Six soldiers rested at the base of one of the old-stones, monoliths scattered through the Warren Wood, huge and solitary reminders of men who lived off these lands before Christ first drew breath. They had insignias beneath the grime of their tunics but Alann wouldn’t have known which lord they took their coin from even if the coat of arms had flown above them on a new-sewn banner. He slipped back through the holly that hid him and in the clearer space behind drew the sword he had taken. It would serve him poorly in the close confines beneath the trees and he had never swung one before. He stepped around the bush, breaking through the reaching branches of a beech, the sword held in two hands over his shoulder.
The soldiers started to rise as he emerged into the clearing around the old-stone. He threw the sword and it made half a turn in the ten yards between them, impaling a bearded man through the groin. Alann pulled the hatchet and knife from his belt and charged, arms crossed before him.
The quickest of the patrol came forward before he covered the ground, one with sword in hand, helm on head, the other bare-headed, his knife in his fist, shield awkward on his arm. At the last moment before they closed Alann threw himself to the ground before the pair, feet first, sliding between them through the dirt and dry leaves. He swung out with both arms, hatchet to the back of one knee, knife to the other. A farmer butchers his own meat, he knows about such things as tendons and the purpose they serve.
Alann’s slide ended at the base of the old-stone, taking the feet from under a third soldier as he stood. He rolled into space and threw himself clear as a sword struck sparks from the monolith just above his head. He ran, sure-footed, a tight circle around the base of the old-stone, thicker than a pair of grandfather oaks. Two soldiers gave pursuit but were yards behind him as he came again upon the three felled men and a fourth seeking to help one of the injured men up. Alann powered through the cluster, a quick hatchet blow to the back of the standing man as he bent over, followed by a knife slash across the neck of the groin-stabbed man as he gained his feet.

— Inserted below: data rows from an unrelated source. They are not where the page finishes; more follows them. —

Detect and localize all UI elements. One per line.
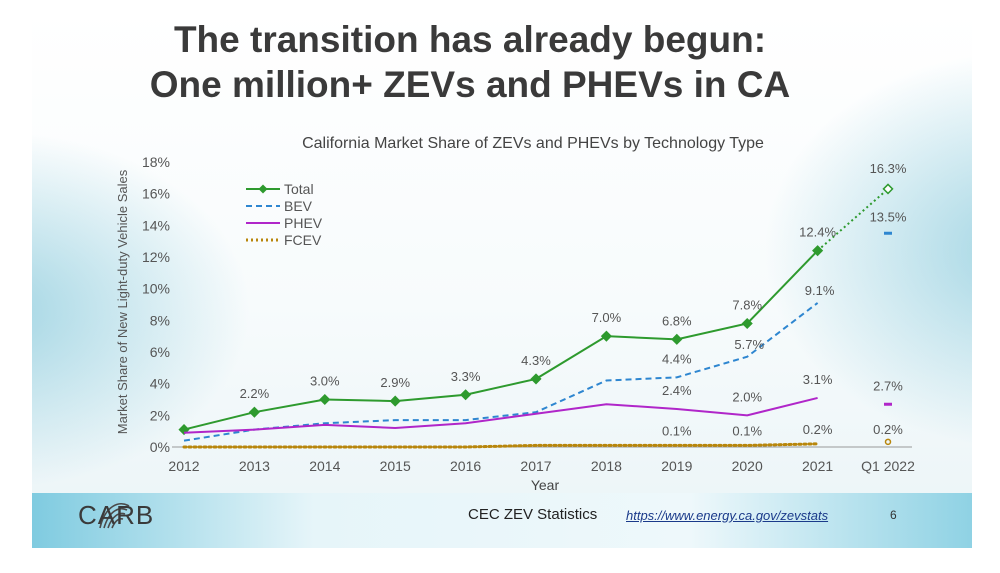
data-point-total [671,333,683,345]
source-label: CEC ZEV Statistics [468,506,598,523]
data-label-fcev: 0.2% [803,422,833,437]
data-label-total: 3.3% [451,369,481,384]
data-point-total [460,389,472,401]
y-tick-label: 6% [150,344,170,360]
data-point-total [389,395,401,407]
data-label-bev: 13.5% [870,209,907,224]
data-label-phev: 3.1% [803,372,833,387]
x-tick-label: 2012 [168,458,199,474]
data-point-total [882,183,894,195]
data-label-total: 3.0% [310,374,340,389]
page-number: 6 [890,508,897,522]
footer-band [32,493,972,548]
data-label-total: 7.8% [732,298,762,313]
slide [32,10,972,548]
data-point-total [248,406,260,418]
x-tick-label: Q1 2022 [861,458,915,474]
y-tick-label: 10% [142,281,170,297]
data-point-fcev [884,438,892,446]
x-tick-label: 2015 [380,458,411,474]
series-line-total [183,249,819,431]
x-tick-label: 2020 [732,458,763,474]
data-label-phev: 2.7% [873,378,903,393]
series-line-fcev [182,442,820,449]
data-label-total: 12.4% [799,225,836,240]
y-axis-label: Market Share of New Light-duty Vehicle S… [115,169,130,434]
slide-title-line2: One million+ ZEVs and PHEVs in CA [149,64,791,105]
y-tick-label: 8% [150,312,170,328]
x-tick-label: 2018 [591,458,622,474]
data-label-total: 2.2% [240,386,270,401]
legend-marker-total [258,184,268,194]
data-label-phev: 2.0% [732,389,762,404]
data-label-bev: 9.1% [805,283,835,298]
logo-text: CARB [78,500,155,530]
slide-title-line1: The transition has already begun: [173,19,767,60]
data-label-fcev: 0.2% [873,422,903,437]
legend-label-bev: BEV [284,198,313,214]
y-tick-label: 2% [150,407,170,423]
data-label-total: 16.3% [870,161,907,176]
x-tick-label: 2016 [450,458,481,474]
data-label-phev: 2.4% [662,383,692,398]
y-tick-label: 4% [150,376,170,392]
data-point-total [600,330,612,342]
y-tick-label: 12% [142,249,170,265]
y-tick-label: 16% [142,186,170,202]
x-tick-label: 2013 [239,458,270,474]
data-label-total: 6.8% [662,313,692,328]
data-label-total: 7.0% [592,310,622,325]
data-label-bev: 5.7% [734,337,764,352]
data-point-total [530,373,542,385]
x-tick-label: 2021 [802,458,833,474]
data-label-fcev: 0.1% [732,423,762,438]
x-tick-label: 2017 [520,458,551,474]
y-tick-label: 18% [142,154,170,170]
legend-label-phev: PHEV [284,215,323,231]
y-tick-label: 14% [142,217,170,233]
legend-label-fcev: FCEV [284,232,322,248]
data-point-total [319,393,331,406]
x-axis-label: Year [531,477,560,493]
data-label-total: 2.9% [380,375,410,390]
data-label-fcev: 0.1% [662,423,692,438]
carb-logo-icon [99,503,130,529]
series-projection-total [816,188,889,252]
chart-title: California Market Share of ZEVs and PHEV… [302,135,764,152]
series-line-bev [183,302,819,442]
data-label-bev: 4.4% [662,351,692,366]
source-link[interactable]: https://www.energy.ca.gov/zevstats [626,508,829,523]
data-point-total [741,317,753,330]
legend-label-total: Total [284,181,314,197]
x-tick-label: 2014 [309,458,340,474]
y-tick-label: 0% [150,439,170,455]
data-point-total [812,245,824,257]
series-line-phev [183,396,818,434]
data-label-total: 4.3% [521,353,551,368]
x-tick-label: 2019 [661,458,692,474]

A tight turn around the monolith and Alann spun about, crouching low. The two soldiers thundered round the corner, swords before them. Alann launched himself into the foremost, beneath the man’s sword, both legs driving him forward and up, shoulder turned to take the impact against the man’s belly. The two of them crashed back into the third, taking him down. Four quick stabs to the man’s abdomen at the tempo of a fast clap. Alann clambered over him, pinning his sword arm beneath his knee, and lunging, brought his hatchet down into the face of the soldier behind. The man had been scrabbling away on his backside to get clear, but too slow.